Persistence menyimpan durable state.

Tables yang nanti akan dibuat:

  • tasks;
  • runs;
  • run_steps;
  • tool_calls;
  • artifacts;
  • verifier_results;
  • judge_reports;
  • policy_decisions;
  • pr_records;
  • worker_heartbeats.

Persistence tidak boleh tahu detail LLM prompt. Ia menyimpan artifact dan event.

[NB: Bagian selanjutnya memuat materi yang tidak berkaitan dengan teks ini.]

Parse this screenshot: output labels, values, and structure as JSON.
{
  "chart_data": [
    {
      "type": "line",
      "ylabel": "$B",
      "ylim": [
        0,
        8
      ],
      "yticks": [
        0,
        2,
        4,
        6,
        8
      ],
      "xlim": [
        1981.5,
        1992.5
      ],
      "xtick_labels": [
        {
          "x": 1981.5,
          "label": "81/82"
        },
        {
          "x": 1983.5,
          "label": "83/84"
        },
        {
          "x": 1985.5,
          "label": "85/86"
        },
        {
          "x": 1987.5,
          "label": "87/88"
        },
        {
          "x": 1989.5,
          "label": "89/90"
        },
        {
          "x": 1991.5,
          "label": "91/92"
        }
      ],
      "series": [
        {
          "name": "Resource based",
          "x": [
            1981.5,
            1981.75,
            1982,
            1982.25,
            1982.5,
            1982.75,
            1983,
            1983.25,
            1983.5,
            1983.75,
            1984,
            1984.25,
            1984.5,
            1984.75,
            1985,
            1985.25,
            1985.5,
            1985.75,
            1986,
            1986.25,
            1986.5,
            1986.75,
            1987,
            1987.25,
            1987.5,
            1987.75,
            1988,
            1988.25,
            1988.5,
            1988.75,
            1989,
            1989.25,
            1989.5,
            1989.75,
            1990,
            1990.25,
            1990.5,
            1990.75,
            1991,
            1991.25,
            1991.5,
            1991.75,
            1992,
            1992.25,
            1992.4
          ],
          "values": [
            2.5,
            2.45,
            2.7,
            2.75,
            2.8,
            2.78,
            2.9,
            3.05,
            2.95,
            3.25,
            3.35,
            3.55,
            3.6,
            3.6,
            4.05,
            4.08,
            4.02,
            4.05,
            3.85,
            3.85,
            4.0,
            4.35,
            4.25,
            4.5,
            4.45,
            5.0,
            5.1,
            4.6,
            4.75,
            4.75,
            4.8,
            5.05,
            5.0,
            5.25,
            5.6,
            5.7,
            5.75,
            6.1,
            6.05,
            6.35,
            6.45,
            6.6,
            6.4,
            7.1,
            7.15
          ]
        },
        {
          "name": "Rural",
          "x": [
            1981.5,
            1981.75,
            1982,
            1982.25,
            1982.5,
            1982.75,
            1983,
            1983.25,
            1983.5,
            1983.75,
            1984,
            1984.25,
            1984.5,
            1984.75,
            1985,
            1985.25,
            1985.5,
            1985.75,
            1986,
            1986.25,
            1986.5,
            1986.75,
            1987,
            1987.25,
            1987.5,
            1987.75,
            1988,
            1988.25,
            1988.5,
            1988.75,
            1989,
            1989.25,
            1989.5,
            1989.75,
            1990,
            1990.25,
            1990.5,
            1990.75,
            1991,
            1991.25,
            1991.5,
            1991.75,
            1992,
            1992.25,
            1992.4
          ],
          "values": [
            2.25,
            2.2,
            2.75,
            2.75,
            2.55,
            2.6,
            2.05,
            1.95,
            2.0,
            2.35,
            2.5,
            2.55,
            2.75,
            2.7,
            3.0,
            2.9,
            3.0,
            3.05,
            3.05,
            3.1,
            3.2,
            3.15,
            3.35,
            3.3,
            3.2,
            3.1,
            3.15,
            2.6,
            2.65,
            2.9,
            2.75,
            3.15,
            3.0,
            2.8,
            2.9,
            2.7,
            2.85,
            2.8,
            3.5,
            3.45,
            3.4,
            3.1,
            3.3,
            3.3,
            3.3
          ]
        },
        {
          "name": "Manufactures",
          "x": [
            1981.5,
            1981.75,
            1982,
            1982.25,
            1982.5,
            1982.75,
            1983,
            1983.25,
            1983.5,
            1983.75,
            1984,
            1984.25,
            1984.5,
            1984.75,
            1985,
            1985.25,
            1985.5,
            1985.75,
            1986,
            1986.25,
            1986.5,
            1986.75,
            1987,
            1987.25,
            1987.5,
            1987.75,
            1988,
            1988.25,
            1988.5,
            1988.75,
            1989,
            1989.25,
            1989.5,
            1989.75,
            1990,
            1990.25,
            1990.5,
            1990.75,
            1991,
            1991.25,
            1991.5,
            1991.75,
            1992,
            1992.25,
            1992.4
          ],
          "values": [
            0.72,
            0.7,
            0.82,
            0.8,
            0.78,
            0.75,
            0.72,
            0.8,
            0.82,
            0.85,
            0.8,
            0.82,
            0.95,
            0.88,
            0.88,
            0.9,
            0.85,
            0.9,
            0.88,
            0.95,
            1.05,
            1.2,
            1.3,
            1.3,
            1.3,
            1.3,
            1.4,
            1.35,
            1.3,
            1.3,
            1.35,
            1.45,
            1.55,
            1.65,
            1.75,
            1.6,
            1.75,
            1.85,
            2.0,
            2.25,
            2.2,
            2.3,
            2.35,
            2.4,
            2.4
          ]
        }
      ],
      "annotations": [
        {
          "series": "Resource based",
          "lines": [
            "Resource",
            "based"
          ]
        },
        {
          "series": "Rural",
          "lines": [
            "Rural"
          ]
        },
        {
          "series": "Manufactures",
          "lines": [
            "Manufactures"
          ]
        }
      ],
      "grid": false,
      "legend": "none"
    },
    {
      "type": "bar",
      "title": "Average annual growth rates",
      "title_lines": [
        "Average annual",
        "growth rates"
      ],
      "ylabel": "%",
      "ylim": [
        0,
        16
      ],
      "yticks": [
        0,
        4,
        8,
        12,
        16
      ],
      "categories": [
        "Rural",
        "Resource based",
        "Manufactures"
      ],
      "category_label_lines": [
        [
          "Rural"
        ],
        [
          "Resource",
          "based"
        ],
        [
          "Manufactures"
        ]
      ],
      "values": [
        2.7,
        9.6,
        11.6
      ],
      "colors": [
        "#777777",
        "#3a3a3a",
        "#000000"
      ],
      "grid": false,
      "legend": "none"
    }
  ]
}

Repository method harus berbasis use case:

createTask(task)
createRun(run)
transitionRunState(runId, expectedState, nextState)
appendToolCall(runId, toolCall)
storeArtifact(runId, artifact)
attachPullRequest(runId, prRecord)

Perhatikan expectedState.

State transition harus optimistic dan safe:

UPDATE runs
SET state = 'running'
WHERE id = ? AND state = 'queued'

Ini mencegah dua worker menjalankan run yang sama.


12. packages/policy

Path:

packages/policy/
  src/
    policy-engine.ts
    rules/
      task-type.rules.ts
      repo-sensitivity.rules.ts
      path-scope.rules.ts
      autonomy.rules.ts
      user-permission.rules.ts
      cost.rules.ts
    risk-score.ts
  test/

Policy package menjawab:

  • apakah task boleh dijalankan;
  • autonomy mode apa;
  • tools apa yang boleh;
  • path mana yang boleh;
  • verifier apa yang wajib;
  • approval gate mana yang diperlukan.

Policy output harus explicit:

export interface PolicyDecision {
  decision: 'allowed' | 'blocked' | 'requires_approval';
  autonomyMode: 'analysis_only' | 'draft_only' | 'supervised_pr' | 'autonomous_pr';
  allowedTools: string[];
  blockedPaths: string[];
  requiredVerifiers: string[];
  reasons: string[];
}

Jangan menyimpan policy hanya di prompt.

Prompt boleh berkata:

Do not modify deployment files.

Tetapi policy runtime harus enforce:

Reject patch if deployment files changed.

13. packages/orchestrator

Path:

packages/orchestrator/
  src/
    submit-task.usecase.ts
    start-run.usecase.ts
    execute-run.usecase.ts
    verify-run.usecase.ts
    judge-run.usecase.ts
    create-pr.usecase.ts
    cancel-run.usecase.ts
    retry-run.usecase.ts
    ports/
      task-store.ts
      queue.ts
      sandbox.ts
      agent-runtime.ts
      verifier.ts
      judge.ts
      git-provider.ts
  test/

Orchestrator adalah application layer.

Ia menghubungkan domain, policy, persistence, queue, worker, sandbox, agent runtime, verifier, judge, dan git provider.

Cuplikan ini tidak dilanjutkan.